Despite its basic description as a remake of reimagining of “The Informer,” “Uptight” and its world show a much more complex social setting, with the inner community of African Americans in the film already split early within the film on issues such as the most effective way to protest.  The more depressing ending of Dassin’s film captures the difficulty of black life immediately after the assassination of MLK and the idea of peaceful protest: either suffering or dying trying to function outside the system, Uptight‘s complex and difficult ending shows the fragile ideas of community and the elusive survival of everyday life under oppression.

“But…”

I think that this past week, by looking at the different ways that both the African American community and the Irish community use the same coping techniques and how they gesture towards each other over history, I’ve gained an even deeper understanding of how they seem to be connected. When I went back over my previous discussion questions for Monday and Wednesday, I was struck again by how the questions I asked were so similar: is there something wrong when one side takes a coping/protesting method from the other side, and uses it for their own struggles?

 

I was rather conflicted about this question. When I was looking at Seamus Heaney’s poem “Strange Fruit”, and how it was directly borrowing from the song “Strange Fruit”, I thought that the answer was yes. There is something wrong with this instance of borrowing, though it was hard to place at first. And then when I asked the same question about UpTight as a remake of The Informer, I came up with the opposite answer. There was nothing wrong with this borrowing. Again, I couldn’t tell at first just what made this appropriate, and the previous instance inappropriate. After our class discussion, however, I think I may have figured it out.
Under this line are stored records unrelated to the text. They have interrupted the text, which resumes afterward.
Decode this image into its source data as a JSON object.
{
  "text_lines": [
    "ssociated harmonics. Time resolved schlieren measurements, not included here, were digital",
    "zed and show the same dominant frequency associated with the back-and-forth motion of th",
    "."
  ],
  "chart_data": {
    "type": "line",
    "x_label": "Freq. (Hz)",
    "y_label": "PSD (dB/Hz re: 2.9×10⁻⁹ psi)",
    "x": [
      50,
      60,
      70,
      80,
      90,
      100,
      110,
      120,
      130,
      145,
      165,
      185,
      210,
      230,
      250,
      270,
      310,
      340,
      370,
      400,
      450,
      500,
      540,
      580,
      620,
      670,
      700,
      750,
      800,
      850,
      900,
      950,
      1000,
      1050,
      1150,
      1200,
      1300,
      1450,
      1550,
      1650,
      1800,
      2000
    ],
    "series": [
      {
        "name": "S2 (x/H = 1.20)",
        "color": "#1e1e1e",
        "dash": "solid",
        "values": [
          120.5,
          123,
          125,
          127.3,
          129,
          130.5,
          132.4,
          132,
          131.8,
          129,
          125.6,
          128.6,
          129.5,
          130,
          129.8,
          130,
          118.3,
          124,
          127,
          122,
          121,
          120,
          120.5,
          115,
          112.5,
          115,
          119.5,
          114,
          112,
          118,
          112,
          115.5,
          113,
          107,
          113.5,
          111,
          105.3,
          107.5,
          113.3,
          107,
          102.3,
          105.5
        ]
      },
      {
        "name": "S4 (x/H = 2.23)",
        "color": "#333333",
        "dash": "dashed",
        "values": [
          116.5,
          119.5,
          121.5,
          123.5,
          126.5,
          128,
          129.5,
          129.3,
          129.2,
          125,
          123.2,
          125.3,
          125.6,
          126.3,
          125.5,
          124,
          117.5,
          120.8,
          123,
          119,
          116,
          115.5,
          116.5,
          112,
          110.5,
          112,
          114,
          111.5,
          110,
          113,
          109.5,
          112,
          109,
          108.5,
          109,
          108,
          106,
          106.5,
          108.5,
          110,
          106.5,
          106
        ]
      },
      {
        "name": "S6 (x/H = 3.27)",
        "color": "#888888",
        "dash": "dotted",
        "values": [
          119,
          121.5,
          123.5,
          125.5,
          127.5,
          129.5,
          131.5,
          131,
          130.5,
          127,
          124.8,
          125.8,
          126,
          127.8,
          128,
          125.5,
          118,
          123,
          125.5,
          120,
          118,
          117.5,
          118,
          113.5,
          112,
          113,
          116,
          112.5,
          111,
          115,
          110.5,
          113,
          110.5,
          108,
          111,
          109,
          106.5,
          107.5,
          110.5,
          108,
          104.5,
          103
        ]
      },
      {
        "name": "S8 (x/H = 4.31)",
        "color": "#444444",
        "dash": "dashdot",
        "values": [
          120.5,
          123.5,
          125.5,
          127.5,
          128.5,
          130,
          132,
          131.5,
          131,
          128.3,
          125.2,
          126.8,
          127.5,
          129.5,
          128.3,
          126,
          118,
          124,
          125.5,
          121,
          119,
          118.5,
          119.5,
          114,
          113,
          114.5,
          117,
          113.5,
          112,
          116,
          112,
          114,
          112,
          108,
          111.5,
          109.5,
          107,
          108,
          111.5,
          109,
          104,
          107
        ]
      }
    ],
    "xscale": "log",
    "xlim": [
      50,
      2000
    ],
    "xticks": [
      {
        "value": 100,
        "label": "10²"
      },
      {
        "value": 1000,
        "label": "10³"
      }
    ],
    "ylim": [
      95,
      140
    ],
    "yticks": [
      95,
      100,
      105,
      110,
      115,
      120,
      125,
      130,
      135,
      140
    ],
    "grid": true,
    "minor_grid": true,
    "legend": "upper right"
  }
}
There seems to be a kind of “but…” statement attached to every similar circumstance that we can see between the two cultures.

 

The Irish were oppressed in their home country, but… they had a means of escape in America.

The Irish were not considered white, but… they were able to transition into whiteness over time.

The Irish were maltreated, abused, and considered inferior, but… they were never slaves.

 

There is no “but” statement on the African American side of the transatlantic. This lack of a “but” makes it far easier for African Americans to gesture toward the Irish as an example, but harder for the Irish to gesture toward African Americans without taking this somewhat out of proportion.